I had a formula that worked.
It worked so well such that it became boring.
Flipping single unit homes became my comfort zone.
“Why fix, when it works?” was my philosophy.
But I knew that something’s amiss.
Then, I met a fellow investor. He had an office (I didn’t that time). He had staff (I was a one-woman army). And he had simultaneous working projects.
“How did you do that?” I inquired.
“I have a lot of mouths to feed. My employees rely on me getting new projects. They have children. I took it upon myself to grow this business, so I can give my employees their needs.”

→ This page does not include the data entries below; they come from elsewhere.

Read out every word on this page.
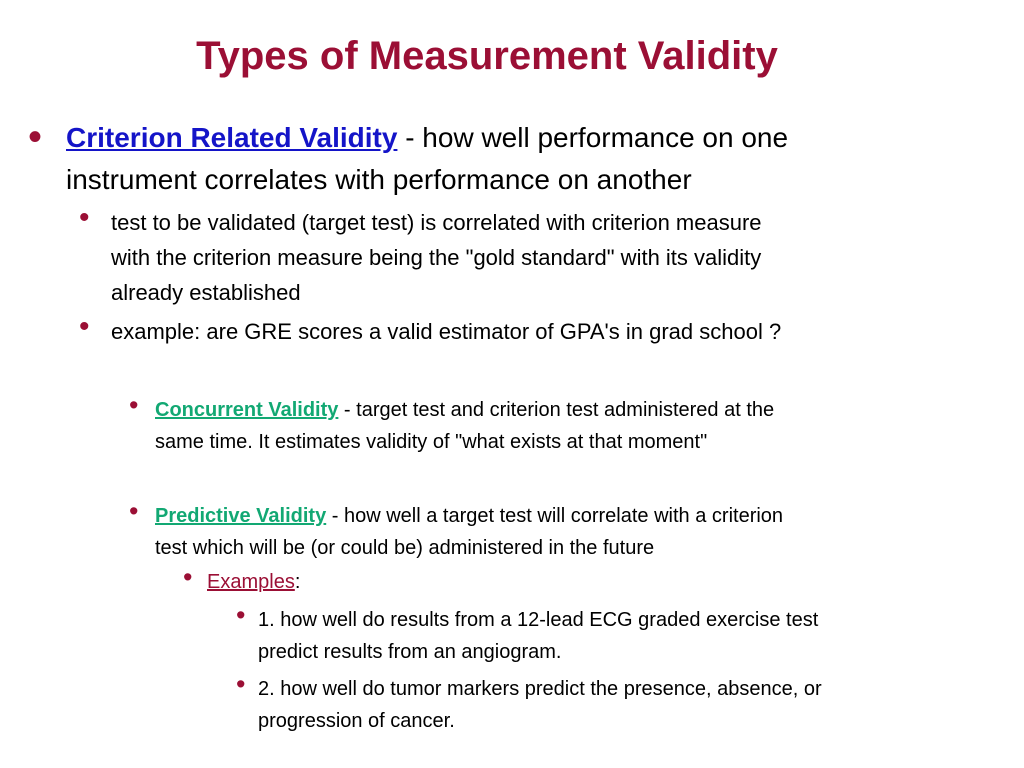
Types of Measurement Validity
• Criterion Related Validity - how well performance on one
instrument correlates with performance on another
• test to be validated (target test) is correlated with criterion measure
with the criterion measure being the "gold standard" with its validity
already established
• example: are GRE scores a valid estimator of GPA's in grad school ?
• Concurrent Validity - target test and criterion test administered at the
same time. It estimates validity of "what exists at that moment"
• Predictive Validity - how well a target test will correlate with a criterion
test which will be (or could be) administered in the future
• Examples:
• 1. how well do results from a 12-lead ECG graded exercise test
predict results from an angiogram.
• 2. how well do tumor markers predict the presence, absence, or
progression of cancer.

I was amazed. All this time I was resting on my laurels because I only needed to support myself. It was a selfish thing to do when you are capable of doing so much more. I didn’t realize until then that I’ve become complacent. Something has to change.
“I saw a 10-door townhouse complex bank foreclosed listing near the mall, I cannot do this alone,” he said. It was an invitation to partner on this deal – a big one (then). It was a no-brainer. The acquisition cost was way below the market value. He has a company (I didn’t back then) with a good line of credit we can leverage on. I’ve become proficient in doing the numbers and getting investors. I didn’t hesitate and said yes.
It was hard. I learned a lot about corporate paperwork. I learned that you are invisible to the banks if you didn’t properly set up your company in the beginning. There’s no room for carelessness. (Side story: I experienced my very first bounced check doing this deal. I knew I had sufficient funds to cover the check. But I forgot that a portion was placed in another account. It was painful in the pocket, lesson learned.) My old ways of “just cruising by” won’t cut it. The bar was set high and I had no recourse but to quickly catch up.
We did our tasks and sold everything within 2 years. I came out with a new perspective on doing business and gained a friend.